The news couldn’t have been more devastating. At 10:30 Tuesday morning DraftFCB/Chicago president Michael Fassnacht picked up his phone and discovered MillerCoors chief marketing officer Andy England was on the line. Without wasting time, England delivered the long-rumored bombshell.

Only it was worse than expected.

England told Fassnacht MillerCoors was pulling all its business — every single bit — out of DraftFCB and redistributing it across a couple of entities.

Miller Lite is going to Saatchi & Saatchi. The Coors business is going to a consortium of WPP agencies, including Ogilvy, Young & Rubicam, JWT and Grey.  This new, yet-to-be-named Coors ad group will be based in Chicago, where MillerCoors is now headquartered.  

The possibility of DraftFCB losing the Miller Lite account had been talked about among local ad gossips for months.  But the loss of Coors, which had a relationship with DraftFCB going back 33 years, was a blow no one apparently saw coming.

Michael Fassnacht, DraftFCB/Chicago president In an official statement, DraftFCB reminded England and the rest of the MillerCoors brass what it was giving up by severing ties with the agency:  “We’re especially pleased to have helped Coors Light surpass Budweiser as the country’s No. 2 beer earlier this year.”

Sources say that within 90 minutes of getting the news from England, Fassnacht had convened a meeting of DraftFCB’s entire staff to deliver the news to them personally.  “He didn’t want to do it via e-mail or internal memo,” said one agency source. “It was very important to him (Fassnacht) that he told the staff personally,” added the source.

Loss comes a year after S.C. Johnson departed

One can only imagine how the grim news struck the rest of hundreds of DraftFCB employees, coming as it did less than a year after the huge S.C. Johnson account exited the agency.

Now with MillerCoors gone as well, the likelihood of significant layoffs looms large at DraftFCB/Chicago.

Only last week, in an in-person interview with us, Fassnacht and  co-leader and chief creative officer Todd Tilford managed to put on game faces and mask any hint that a loss of any or all of the MillerCoors business was a major concern to them at that moment. 

They pointed instead to fresh Miller Lite creative using the tagline “It’s Miller Time” that was just breaking. How, the co-leaders suggested, could MillerCoors be thinking about changing agencies?

We remember noting to them last week that it’s not uncommon for agency-client relationships to end with a simple phone call.  Within a week, that is exactly what had happened at DraftFCB. 

Andy England, MillerCoors EVP/CMO Has England acted smartly in making this drastic move? 

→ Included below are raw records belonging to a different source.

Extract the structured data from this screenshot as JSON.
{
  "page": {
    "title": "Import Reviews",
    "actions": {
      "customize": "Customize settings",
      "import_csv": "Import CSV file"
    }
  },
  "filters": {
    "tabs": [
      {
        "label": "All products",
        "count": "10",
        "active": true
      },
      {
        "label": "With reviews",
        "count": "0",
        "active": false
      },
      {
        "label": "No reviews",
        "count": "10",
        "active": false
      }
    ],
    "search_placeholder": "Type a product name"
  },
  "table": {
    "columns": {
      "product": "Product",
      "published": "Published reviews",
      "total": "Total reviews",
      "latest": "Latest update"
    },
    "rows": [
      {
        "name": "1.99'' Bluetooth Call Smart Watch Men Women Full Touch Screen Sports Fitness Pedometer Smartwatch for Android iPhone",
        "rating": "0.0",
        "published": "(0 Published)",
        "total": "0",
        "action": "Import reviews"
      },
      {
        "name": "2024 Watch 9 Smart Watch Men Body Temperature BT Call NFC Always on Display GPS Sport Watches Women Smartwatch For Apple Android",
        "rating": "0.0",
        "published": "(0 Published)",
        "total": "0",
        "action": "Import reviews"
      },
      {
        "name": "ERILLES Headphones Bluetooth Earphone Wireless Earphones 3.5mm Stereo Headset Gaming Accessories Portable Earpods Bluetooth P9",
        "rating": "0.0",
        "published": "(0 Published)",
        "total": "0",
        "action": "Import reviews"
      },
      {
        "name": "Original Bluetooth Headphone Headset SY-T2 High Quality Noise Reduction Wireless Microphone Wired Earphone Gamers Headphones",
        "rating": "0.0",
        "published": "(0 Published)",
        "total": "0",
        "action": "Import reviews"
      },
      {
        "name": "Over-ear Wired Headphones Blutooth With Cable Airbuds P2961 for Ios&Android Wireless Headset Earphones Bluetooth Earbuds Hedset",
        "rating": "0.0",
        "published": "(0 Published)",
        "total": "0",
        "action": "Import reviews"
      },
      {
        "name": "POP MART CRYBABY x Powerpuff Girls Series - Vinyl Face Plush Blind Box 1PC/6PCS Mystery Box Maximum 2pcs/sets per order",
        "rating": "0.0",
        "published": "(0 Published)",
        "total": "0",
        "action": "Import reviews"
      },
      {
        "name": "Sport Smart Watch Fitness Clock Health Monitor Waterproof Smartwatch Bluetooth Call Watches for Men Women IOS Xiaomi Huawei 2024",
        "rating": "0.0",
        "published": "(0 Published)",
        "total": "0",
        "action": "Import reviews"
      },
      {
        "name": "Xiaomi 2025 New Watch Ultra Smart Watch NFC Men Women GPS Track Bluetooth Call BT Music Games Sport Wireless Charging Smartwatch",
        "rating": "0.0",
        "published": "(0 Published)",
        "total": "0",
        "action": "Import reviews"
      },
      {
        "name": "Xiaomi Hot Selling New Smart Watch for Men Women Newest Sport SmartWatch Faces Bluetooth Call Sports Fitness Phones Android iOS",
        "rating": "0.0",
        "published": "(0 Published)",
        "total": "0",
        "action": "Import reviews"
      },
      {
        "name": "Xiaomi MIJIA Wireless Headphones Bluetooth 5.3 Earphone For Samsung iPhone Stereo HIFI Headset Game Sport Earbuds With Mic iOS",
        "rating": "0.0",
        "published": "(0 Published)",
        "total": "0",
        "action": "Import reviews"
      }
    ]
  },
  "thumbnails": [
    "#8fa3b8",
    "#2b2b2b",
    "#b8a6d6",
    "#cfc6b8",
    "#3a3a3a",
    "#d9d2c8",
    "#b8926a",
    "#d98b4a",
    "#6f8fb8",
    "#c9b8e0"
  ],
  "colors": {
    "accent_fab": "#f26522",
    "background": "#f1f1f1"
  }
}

Of course, only time will tell for sure.  Right now it smacks of one of those sweeping changes that marketing executives have to hope will pay off.  Certainly DraftFCB’s work hasn’t been especially stellar recently for any of its MillerCoors brands.

By the same token, the work other agencies have done for other major American beer brands (we’re talking about you Budweiser and Bud Light) hasn’t been so hot either.

England apparently decided to give Saatchi & Saatchi a try after some test work they did for Miller Lite earlier this year passed muster in tests.  But we’ve had big doubts about Saatchi & Saatchi ever since they grabbed J.C.Penny (now known as JCP) away from DDB/Chicago in the middle of the night several years ago and then produced some horrendous work that was supposed to refresh and restore the brand.

Needless to say, JCP, still looking for a turnaround, has moved on to work with other agencies and different creative approaches.

Attitude change about ad agencies

As for the new WPP consortium that will take over the Coors brands, who knows what that will produce.  But if nothing else, England with this move is contributing to a disturbing trend in the ad industry.

By mushing together talent from several ad shops, England is indicating that advertising to him is just about bodies now — not about great agencies with distinct characters that once made advertising a fascinating and creative business to follow.

Of course, England has to make his numbers.  That’s the main thing he has to worry about right now. 

But make no mistake. This a very sad day for DraftFCB/Chicago.   Can they regroup after so much has gone wrong?  Last week, the shop was about 50 percent of the way to making up for the S.C. Johnson loss.

Now, suddenly, the hole is much deeper.